Azul é a cor mais quente (La vie de Adèle – Chapitres 1 et 2), do tunisiano Abdellatif Kechiche, Palma de Ouro no Festival de Cannes em 2013, Jovem e bela (Jeune et jolie), do francês François Ozon, Ninfomaníaca – Volume 1 (Nymphomaniac), do dinamarquês Lars von Trier, Tatuagem, do pernambucano Hilton Lacerda, e Um estranho no lago (L’inconnu du lac), de Alain Guiraudie, evocaram Metz ao angariar prêmios e reações variadas sobre a relação entre o dizer do cinema e seu explícito dito – o desejo, tanto na sua versão heteronormativa como na representação do afeto homoerótico.
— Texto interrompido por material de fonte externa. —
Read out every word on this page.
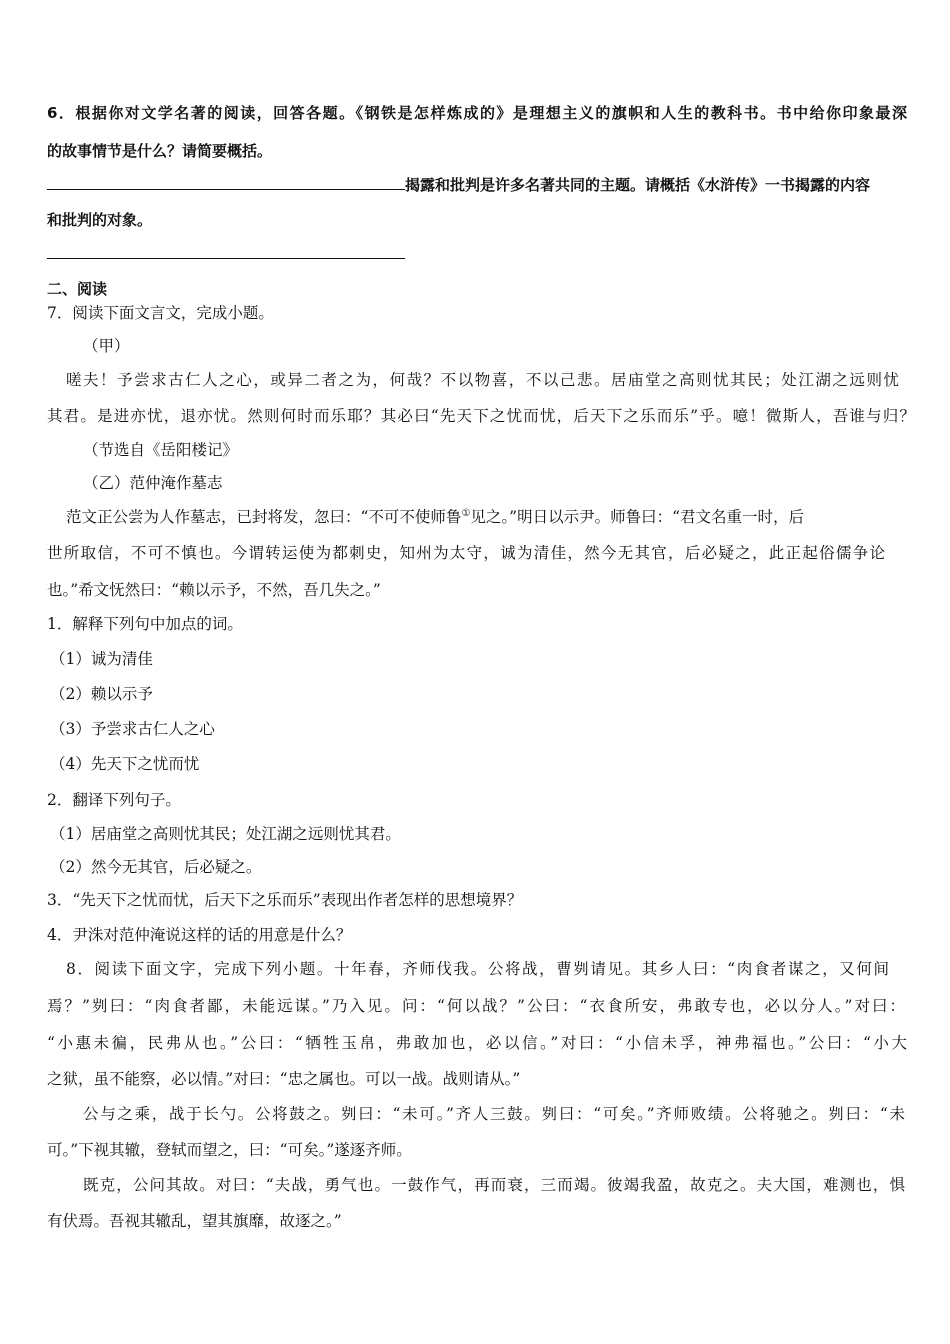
6．根据你对文学名著的阅读，回答各题。《钢铁是怎样炼成的》是理想主义的旗帜和人生的教科书。书中给你印象最深
的故事情节是什么？请简要概括。
揭露和批判是许多名著共同的主题。请概括《水浒传》一书揭露的内容
和批判的对象。
二、阅读
7．阅读下面文言文，完成小题。
（甲）
嗟夫！予尝求古仁人之心，或异二者之为，何哉？不以物喜，不以己悲。居庙堂之高则忧其民；处江湖之远则忧
其君。是进亦忧，退亦忧。然则何时而乐耶？其必曰“先天下之忧而忧，后天下之乐而乐”乎。噫！微斯人，吾谁与归？
（节选自《岳阳楼记》
（乙）范仲淹作墓志
范文正公尝为人作墓志，已封将发，忽曰：“不可不使师鲁①见之。”明日以示尹。师鲁曰：“君文名重一时，后
世所取信，不可不慎也。今谓转运使为都刺史，知州为太守，诚为清佳，然今无其官，后必疑之，此正起俗儒争论
也。”希文怃然曰：“赖以示予，不然，吾几失之。”
1．解释下列句中加点的词。
（1）诚为清佳
（2）赖以示予
（3）予尝求古仁人之心
（4）先天下之忧而忧
2．翻译下列句子。
（1）居庙堂之高则忧其民；处江湖之远则忧其君。
（2）然今无其官，后必疑之。
3．“先天下之忧而忧，后天下之乐而乐”表现出作者怎样的思想境界？
4．尹洙对范仲淹说这样的话的用意是什么？
8．阅读下面文字，完成下列小题。十年春，齐师伐我。公将战，曹刿请见。其乡人曰：“肉食者谋之，又何间
焉？”刿曰：“肉食者鄙，未能远谋。”乃入见。问：“何以战？”公曰：“衣食所安，弗敢专也，必以分人。”对曰：
“小惠未徧，民弗从也。”公曰：“牺牲玉帛，弗敢加也，必以信。”对曰：“小信未孚，神弗福也。”公曰：“小大
之狱，虽不能察，必以情。”对曰：“忠之属也。可以一战。战则请从。”
公与之乘，战于长勺。公将鼓之。刿曰：“未可。”齐人三鼓。刿曰：“可矣。”齐师败绩。公将驰之。刿曰：“未
可。”下视其辙，登轼而望之，曰：“可矣。”遂逐齐师。
既克，公问其故。对曰：“夫战，勇气也。一鼓作气，再而衰，三而竭。彼竭我盈，故克之。夫大国，难测也，惧
有伏焉。吾视其辙乱，望其旗靡，故逐之。”
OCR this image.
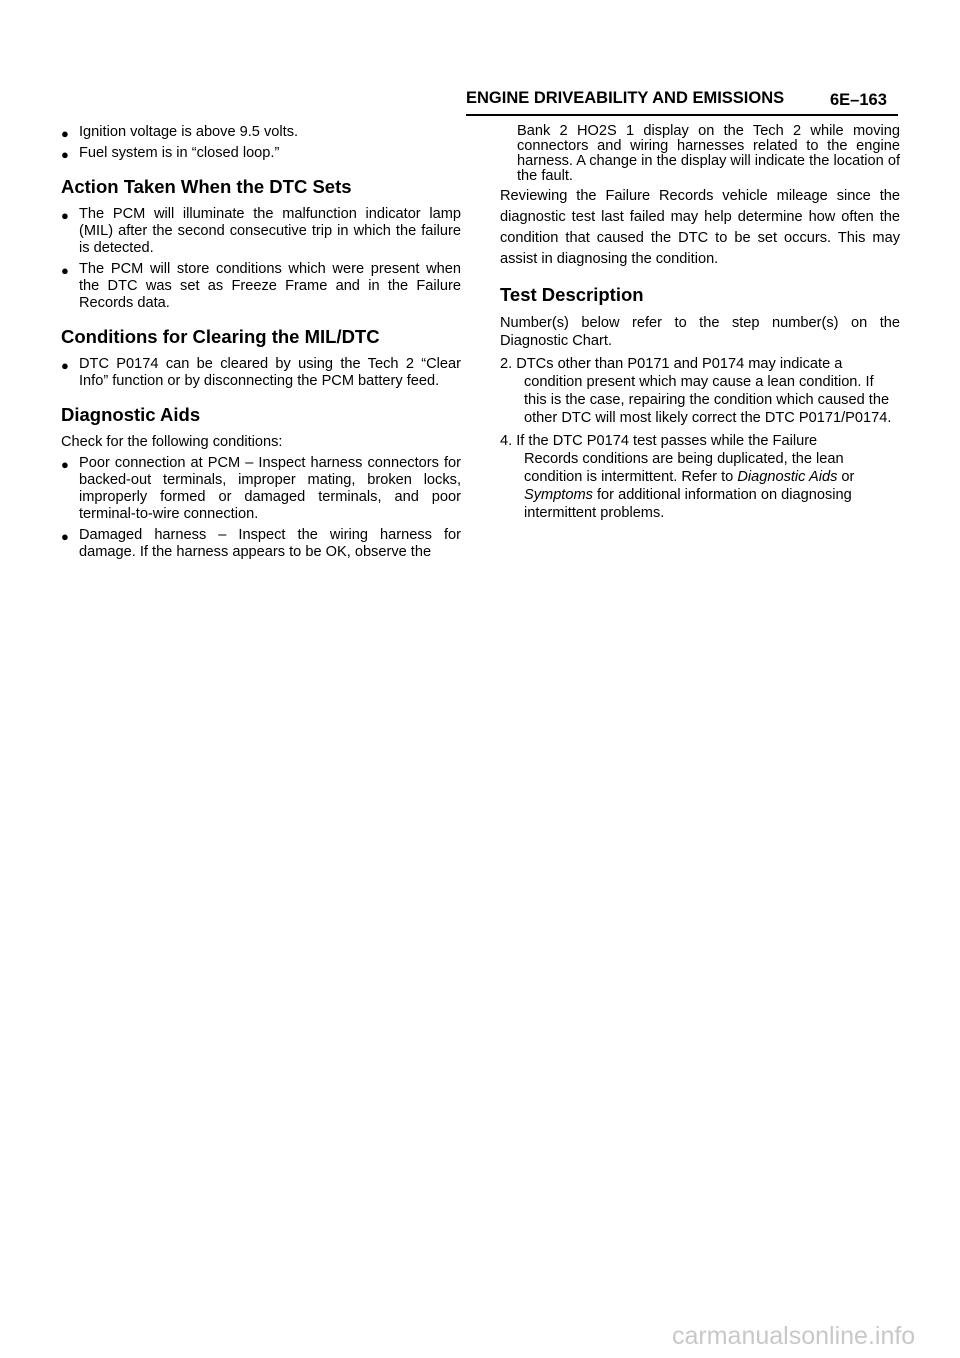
ENGINE DRIVEABILITY AND EMISSIONS	6E–163
● Ignition voltage is above 9.5 volts.
● Fuel system is in “closed loop.”
Action Taken When the DTC Sets
● The PCM will illuminate the malfunction indicator lamp (MIL) after the second consecutive trip in which the failure is detected.
● The PCM will store conditions which were present when the DTC was set as Freeze Frame and in the Failure Records data.
Conditions for Clearing the MIL/DTC
● DTC P0174 can be cleared by using the Tech 2 “Clear Info” function or by disconnecting the PCM battery feed.
Diagnostic Aids

Check for the following conditions:

● Poor connection at PCM – Inspect harness connectors for backed-out terminals, improper mating, broken locks, improperly formed or damaged terminals, and poor terminal-to-wire connection.
● Damaged harness – Inspect the wiring harness for damage. If the harness appears to be OK, observe the
Bank 2 HO2S 1 display on the Tech 2 while moving connectors and wiring harnesses related to the engine harness. A change in the display will indicate the location of the fault.

Reviewing the Failure Records vehicle mileage since the diagnostic test last failed may help determine how often the condition that caused the DTC to be set occurs. This may assist in diagnosing the condition.

Test Description

Number(s) below refer to the step number(s) on the Diagnostic Chart.

2. DTCs other than P0171 and P0174 may indicate a
condition present which may cause a lean condition. If this is the case, repairing the condition which caused the other DTC will most likely correct the DTC P0171/P0174.
4. If the DTC P0174 test passes while the Failure
Records conditions are being duplicated, the lean condition is intermittent. Refer to Diagnostic Aids or Symptoms for additional information on diagnosing intermittent problems.
carmanualsonline.info
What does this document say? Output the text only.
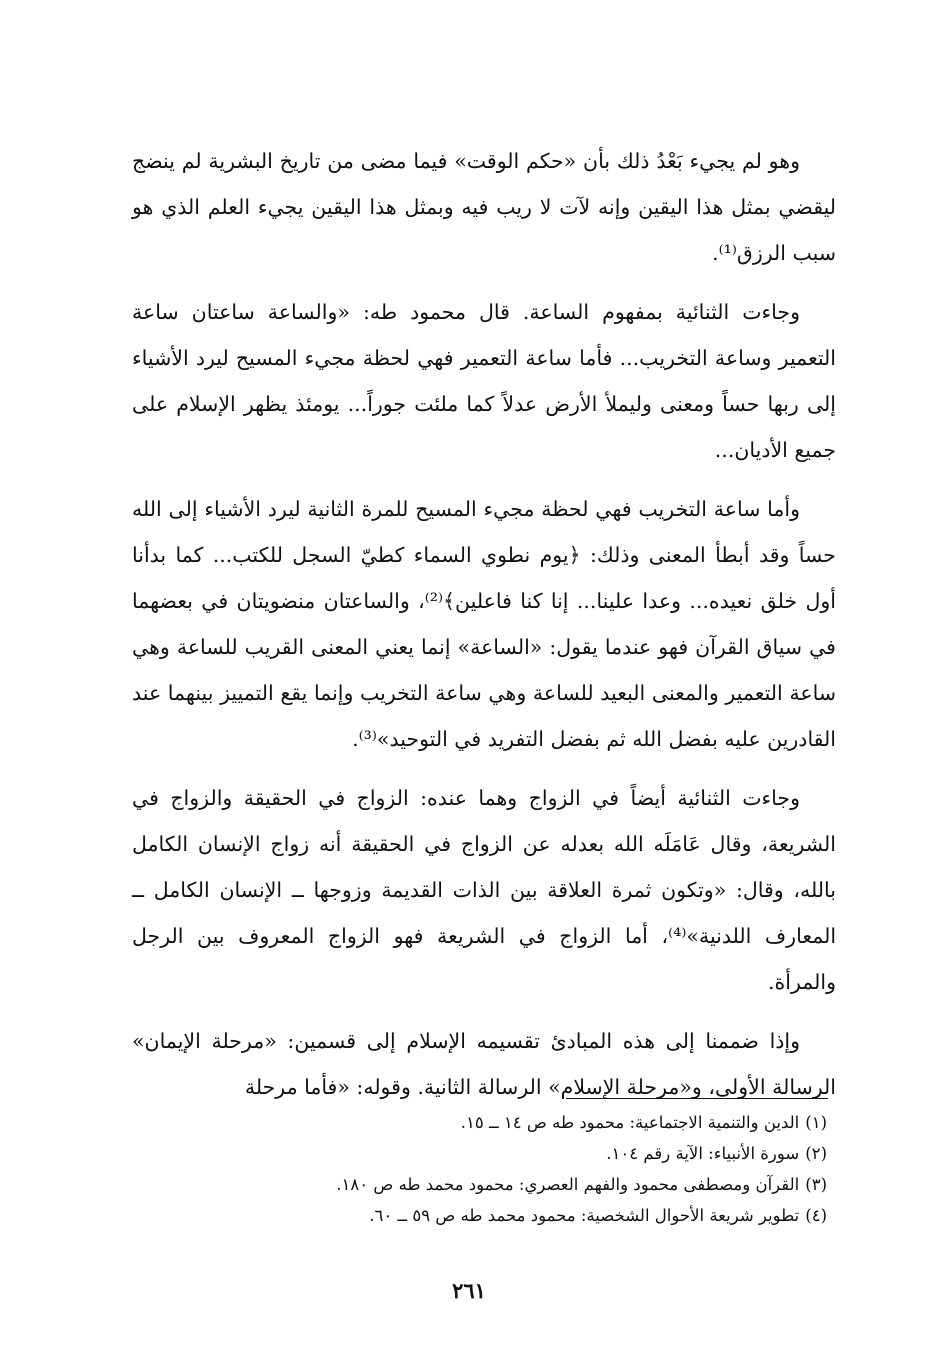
وهو لم يجيء بَعْدُ ذلك بأن «حكم الوقت» فيما مضى من تاريخ البشرية لم ينضج ليقضي بمثل هذا اليقين وإنه لآت لا ريب فيه وبمثل هذا اليقين يجيء العلم الذي هو سبب الرزق⁽¹⁾.

وجاءت الثنائية بمفهوم الساعة. قال محمود طه: «والساعة ساعتان ساعة التعمير وساعة التخريب... فأما ساعة التعمير فهي لحظة مجيء المسيح ليرد الأشياء إلى ربها حساً ومعنى وليملأ الأرض عدلاً كما ملئت جوراً... يومئذ يظهر الإسلام على جميع الأديان...

وأما ساعة التخريب فهي لحظة مجيء المسيح للمرة الثانية ليرد الأشياء إلى الله حساً وقد أبطأ المعنى وذلك: ﴿يوم نطوي السماء كطيّ السجل للكتب... كما بدأنا أول خلق نعيده... وعدا علينا... إنا كنا فاعلين﴾⁽²⁾، والساعتان منضويتان في بعضهما في سياق القرآن فهو عندما يقول: «الساعة» إنما يعني المعنى القريب للساعة وهي ساعة التعمير والمعنى البعيد للساعة وهي ساعة التخريب وإنما يقع التمييز بينهما عند القادرين عليه بفضل الله ثم بفضل التفريد في التوحيد»⁽³⁾.

وجاءت الثنائية أيضاً في الزواج وهما عنده: الزواج في الحقيقة والزواج في الشريعة، وقال عَامَلَه الله بعدله عن الزواج في الحقيقة أنه زواج الإنسان الكامل بالله، وقال: «وتكون ثمرة العلاقة بين الذات القديمة وزوجها ــ الإنسان الكامل ــ المعارف اللدنية»⁽⁴⁾، أما الزواج في الشريعة فهو الزواج المعروف بين الرجل والمرأة.

وإذا ضممنا إلى هذه المبادئ تقسيمه الإسلام إلى قسمين: «مرحلة الإيمان» الرسالة الأولى، و«مرحلة الإسلام» الرسالة الثانية. وقوله: «فأما مرحلة

(١)الدين والتنمية الاجتماعية: محمود طه ص ١٤ ــ ١٥.
(٢)سورة الأنبياء: الآية رقم ١٠٤.
(٣)القرآن ومصطفى محمود والفهم العصري: محمود محمد طه ص ١٨٠.
(٤)تطوير شريعة الأحوال الشخصية: محمود محمد طه ص ٥٩ ــ ٦٠.
٢٦١
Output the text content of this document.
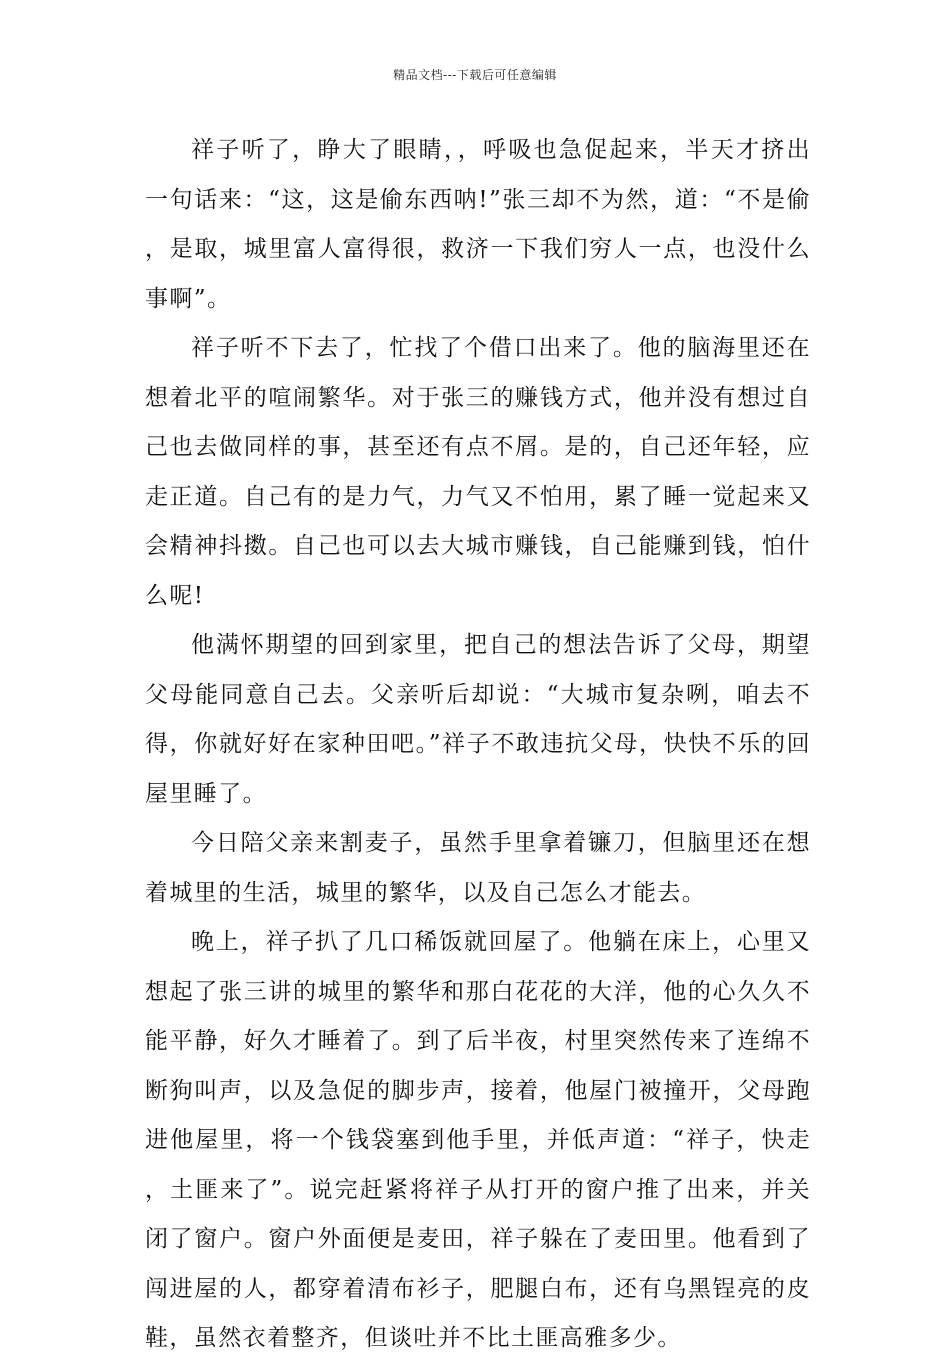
精品文档---下载后可任意编辑

祥子听了，睁大了眼睛，，呼吸也急促起来，半天才挤出一句话来：“这，这是偷东西呐!”张三却不为然，道：“不是偷，是取，城里富人富得很，救济一下我们穷人一点，也没什么事啊”。

祥子听不下去了，忙找了个借口出来了。他的脑海里还在想着北平的喧闹繁华。对于张三的赚钱方式，他并没有想过自己也去做同样的事，甚至还有点不屑。是的，自己还年轻，应走正道。自己有的是力气，力气又不怕用，累了睡一觉起来又会精神抖擞。自己也可以去大城市赚钱，自己能赚到钱，怕什么呢!

他满怀期望的回到家里，把自己的想法告诉了父母，期望父母能同意自己去。父亲听后却说：“大城市复杂咧，咱去不得，你就好好在家种田吧。”祥子不敢违抗父母，快快不乐的回屋里睡了。

今日陪父亲来割麦子，虽然手里拿着镰刀，但脑里还在想着城里的生活，城里的繁华，以及自己怎么才能去。

晚上，祥子扒了几口稀饭就回屋了。他躺在床上，心里又想起了张三讲的城里的繁华和那白花花的大洋，他的心久久不能平静，好久才睡着了。到了后半夜，村里突然传来了连绵不断狗叫声，以及急促的脚步声，接着，他屋门被撞开，父母跑进他屋里，将一个钱袋塞到他手里，并低声道：“祥子，快走，土匪来了”。说完赶紧将祥子从打开的窗户推了出来，并关闭了窗户。窗户外面便是麦田，祥子躲在了麦田里。他看到了闯进屋的人，都穿着清布衫子，肥腿白布，还有乌黑锃亮的皮鞋，虽然衣着整齐，但谈吐并不比土匪高雅多少。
Provocaram aplausos e vaias, em igual intensidade, os sete minutos de cupidez e explosão entre as duas protagonistas de Azul...; a vontade de se prostituir em Jovem e bela; a compulsão e a angústia que não se saciam em Ninfomaníaca; sexo oral, penetração anal e a aproximação entre Eros e Tânatos em Um estranho...; e o amor escancarado, afetuoso e carnal entre Clécio (Irandhir Santos) e Fininha (Jesuíta Barbosa), de Tatuagem. Não seria este, contudo, um debate esboçado desde os anos 1970, década de O último tango em Paris, de Bernardo Bertolucci, e do O império dos sentidos, de Nagisa Oshima, e assim de um certo modo anacrônico? Ou seria o caso de indagar como os novos filmes avançam no retrato do sexo e para além da dicotomia erotismo x pornografia?
Ninfomaníaca, de Lars von Trier, dividido em dois longas, aborda a patologia sexual.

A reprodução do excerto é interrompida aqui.